The problems you mention about not being able to figure out what you were trying to do have never been a problem for me. It could be because I haven't had to edit my own code too often, but one reason for that might be that my code just works and doesn't need to be fixed very often (and that it's modularized and encapsulated so well that adding features doesn't require touching very much code at all)

When I do go back and look at my old code, I don't have much trouble figuring out what I was trying to do.
posted by delmoi at 10:16 PM on July 27, 2012


you'd refuse to work with John Carmack or Linus Torvalds. They don't think they suck, and they're correct.
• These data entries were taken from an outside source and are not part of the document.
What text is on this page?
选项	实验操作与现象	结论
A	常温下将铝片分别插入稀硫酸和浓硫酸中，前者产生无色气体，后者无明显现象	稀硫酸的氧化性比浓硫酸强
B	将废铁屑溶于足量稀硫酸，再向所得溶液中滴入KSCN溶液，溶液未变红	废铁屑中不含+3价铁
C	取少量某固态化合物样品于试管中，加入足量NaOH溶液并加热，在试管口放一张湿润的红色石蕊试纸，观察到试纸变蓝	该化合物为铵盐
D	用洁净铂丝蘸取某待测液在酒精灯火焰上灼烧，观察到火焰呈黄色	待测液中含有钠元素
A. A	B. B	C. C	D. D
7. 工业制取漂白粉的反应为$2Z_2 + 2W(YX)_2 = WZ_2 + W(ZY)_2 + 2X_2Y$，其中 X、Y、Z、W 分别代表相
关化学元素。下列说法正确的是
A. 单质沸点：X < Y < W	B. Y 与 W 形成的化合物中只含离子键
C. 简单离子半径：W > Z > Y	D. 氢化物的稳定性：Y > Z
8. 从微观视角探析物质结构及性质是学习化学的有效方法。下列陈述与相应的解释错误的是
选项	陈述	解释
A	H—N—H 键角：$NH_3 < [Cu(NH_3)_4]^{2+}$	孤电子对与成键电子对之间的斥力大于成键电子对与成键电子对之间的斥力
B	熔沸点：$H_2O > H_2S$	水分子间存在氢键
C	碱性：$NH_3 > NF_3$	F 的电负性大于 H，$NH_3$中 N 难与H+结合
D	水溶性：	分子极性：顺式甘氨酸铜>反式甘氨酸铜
To quote Carmack: The first step is fully admitting that the code you write is riddled with errors. That is a bitter pill to swallow for a lot of people, but without it, most suggestions for change will be viewed with irritation or outright hostility. You have to want criticism of your code.
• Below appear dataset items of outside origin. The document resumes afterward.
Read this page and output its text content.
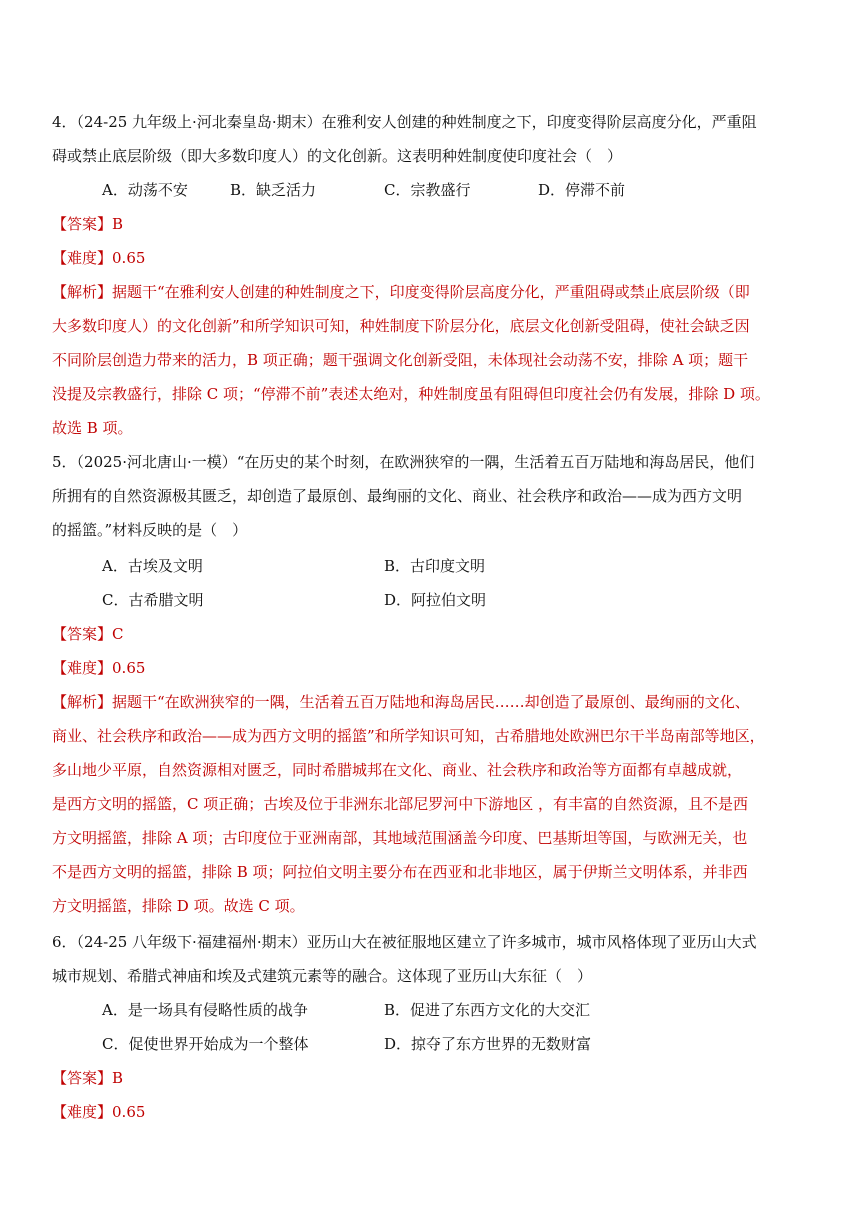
4．（24-25 九年级上·河北秦皇岛·期末）在雅利安人创建的种姓制度之下，印度变得阶层高度分化，严重阻
碍或禁止底层阶级（即大多数印度人）的文化创新。这表明种姓制度使印度社会（　）
A．动荡不安	B．缺乏活力	C．宗教盛行	D．停滞不前
【答案】B
【难度】0.65
【解析】据题干“在雅利安人创建的种姓制度之下，印度变得阶层高度分化，严重阻碍或禁止底层阶级（即
大多数印度人）的文化创新”和所学知识可知，种姓制度下阶层分化，底层文化创新受阻碍，使社会缺乏因
不同阶层创造力带来的活力，B 项正确；题干强调文化创新受阻，未体现社会动荡不安，排除 A 项；题干
没提及宗教盛行，排除 C 项；“停滞不前”表述太绝对，种姓制度虽有阻碍但印度社会仍有发展，排除 D 项。
故选 B 项。
5．（2025·河北唐山·一模）“在历史的某个时刻，在欧洲狭窄的一隅，生活着五百万陆地和海岛居民，他们
所拥有的自然资源极其匮乏，却创造了最原创、最绚丽的文化、商业、社会秩序和政治——成为西方文明
的摇篮。”材料反映的是（　）
A．古埃及文明	B．古印度文明
C．古希腊文明	D．阿拉伯文明
【答案】C
【难度】0.65
【解析】据题干“在欧洲狭窄的一隅，生活着五百万陆地和海岛居民……却创造了最原创、最绚丽的文化、
商业、社会秩序和政治——成为西方文明的摇篮”和所学知识可知，古希腊地处欧洲巴尔干半岛南部等地区，
多山地少平原，自然资源相对匮乏，同时希腊城邦在文化、商业、社会秩序和政治等方面都有卓越成就，
是西方文明的摇篮，C 项正确；古埃及位于非洲东北部尼罗河中下游地区 ，有丰富的自然资源，且不是西
方文明摇篮，排除 A 项；古印度位于亚洲南部，其地域范围涵盖今印度、巴基斯坦等国，与欧洲无关，也
不是西方文明的摇篮，排除 B 项；阿拉伯文明主要分布在西亚和北非地区，属于伊斯兰文明体系，并非西
方文明摇篮，排除 D 项。故选 C 项。
6．（24-25 八年级下·福建福州·期末）亚历山大在被征服地区建立了许多城市，城市风格体现了亚历山大式
城市规划、希腊式神庙和埃及式建筑元素等的融合。这体现了亚历山大东征（　）
A．是一场具有侵略性质的战争	B．促进了东西方文化的大交汇
C．促使世界开始成为一个整体	D．掠夺了东方世界的无数财富
【答案】B
【难度】0.65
Which is not quite the same as saying he sucks. But coding valuable programs on time is really hard, and most code sucks as a result.

You're probably right about Linus.
posted by Gary at 10:58 PM on July 27, 2012 [1 favorite]


Which is not quite the same as saying he sucks.
No, it's not. And brennen didn't seem to be talking about code having bugs, obviously all code is going to have some bugs, but rather being hard to understand/whatever. Also, of course code is going to be buggy on the first pass, but when it's a 'finished product' it should be relatively bug free. Obviously, if there are time constraints and you don't get a chance to fix all the bugs, that doesn't mean you suck, it means your boss does (or that the cost of the time it would take to fix the bugs is less then the money you would lose by having them exist)
posted by delmoi at 10:32 PM on July 28, 2012 [1 favorite]


No, it's not. And brennen didn't seem to be talking about code having bugs, obviously all code is going to have some bugs, but rather being hard to understand/whatever. Also, of course code is going to be buggy on the first pass, but when it's a 'finished product' it should be relatively bug free. Obviously, if there are time constraints and you don't get a chance to fix all the bugs, that doesn't mean you suck, it means your boss does (or that the cost of the time it would take to fix the bugs is less then the money you would lose by having them exist)

I'm coming back in here way late, but I'll just suggest that, whatever the rhetoric, near-universally-respected programmers like Carmack and Torvalds have internalized the bedrock reality of just how fallible programmers including themselves are, and act accordingly. And are thus probably less fallible than they otherwise would be. Knowing the deficiencies of the human organism is fundamental to writing code that won't ruin the lives of future human organisms, including yourself. The fallibility of programmers is also the better part of why we have most of the tooling and process that conditions the working life of serious programmers. You probably don't write one of the most popular and successful version control systems, frex, without having some awareness of this.

I suppose it's also worth saying that I'm entirely comfortable operating with rules of thumb which assume that most programmers I will ever work with are not Linus Torvalds or John Carmack.